期刊
BIOLOGICAL PSYCHIATRY
卷 85, 期 5, 页码 425-433出版社
ELSEVIER SCIENCE INC
DOI: 10.1016/j.biopsych.2018.06.018
关键词
Computational psychiatry; Habits and goals; Incentives; Model-based control; Psychiatric constructs; Reinforcement learning
资金
- National Institutes of Health (NIH) Blueprint for Neuroscience Research [T90-DA022759/R90DA023427]
- NIH [CRCNS R01-1207833]
BACKGROUND: Human decision making exhibits a mixture of model-based and model-free control. Recent evidence indicates that arbitration between these two modes of control (metacontrol) is based on their relative costs and benefits.
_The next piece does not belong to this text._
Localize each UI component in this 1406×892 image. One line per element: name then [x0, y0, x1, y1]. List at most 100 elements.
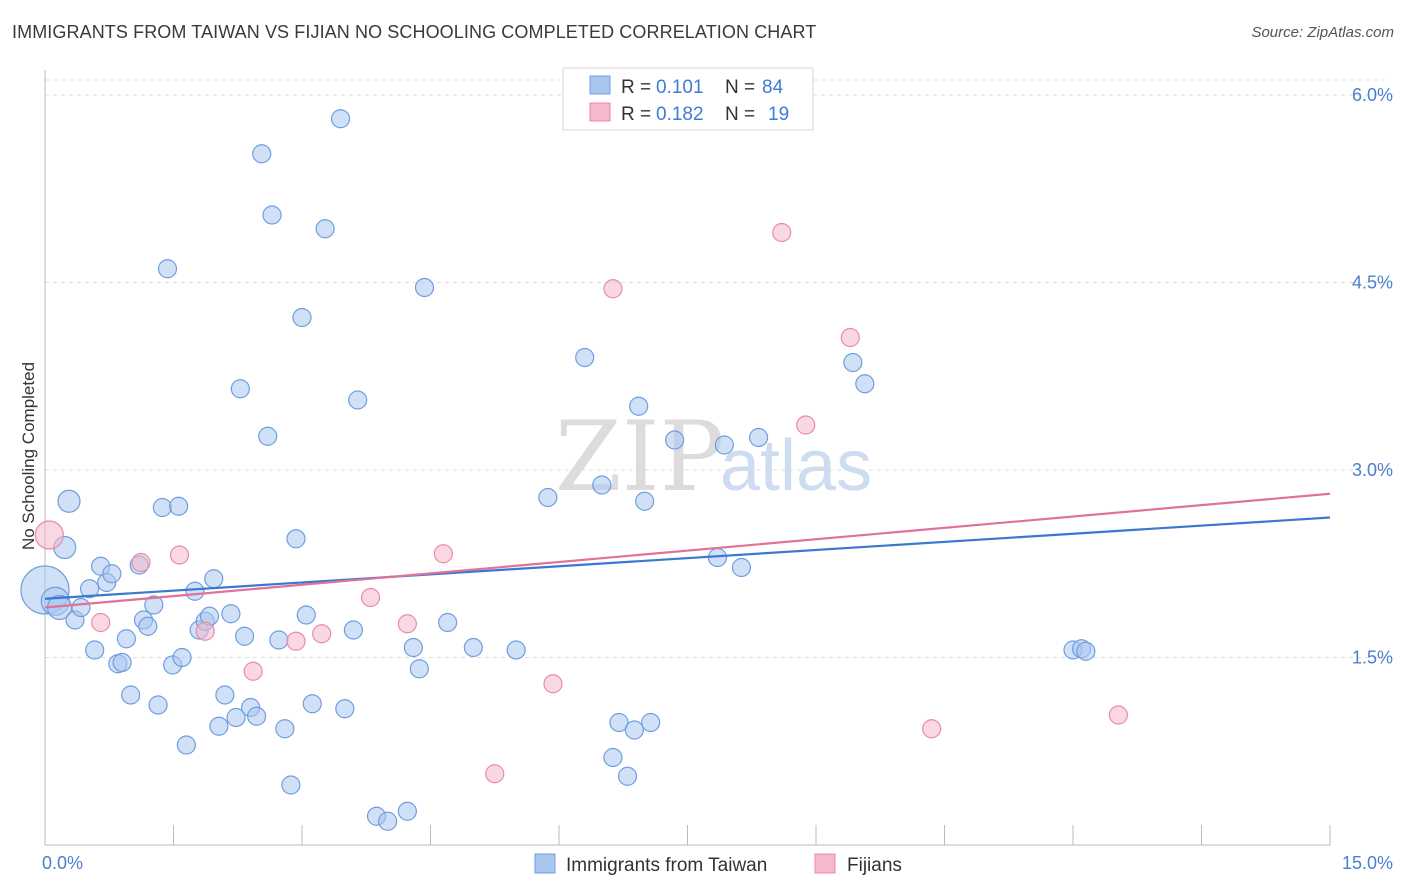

While model-based control may increase accuracy, it requires greater computational resources, so people invoke model-based control only when potential rewards exceed those of model-free control. We used a sequential decision task, while concurrently manipulating performance incentives, to ask if symptoms and traits of psychopathology decrease or increase model-based control in response to incentives. METHODS: We recruited a nonpatient population of 839 online participants using Amazon Mechanical Turk who completed transdiagnostic self-report measures encompassing symptoms, traits, and factors. We fit a dual-controller reinforcement learning model and obtained a computational measure of model-based control separately for small incentives and large incentives. RESULTS: None of the constructs were related to a failure of large incentives to boost model-based control. In fact, for the sensation seeking trait and anxious-depression factor, higher scores were associated with a larger incentive effect, whereby greater levels of these constructs were associated with larger increases in model-based control. Many constructs showed decreases in model-based control as a function of severity, but a social withdrawal factor was positively correlated; alcohol use and social anxiety were unrelated to model-based control. CONCLUSIONS: Our results demonstrate that model-based control can reliably be improved independent of construct severity for most measures. This suggests that incentives may be a useful intervention for boosting model-based control across a range of symptom and trait severity.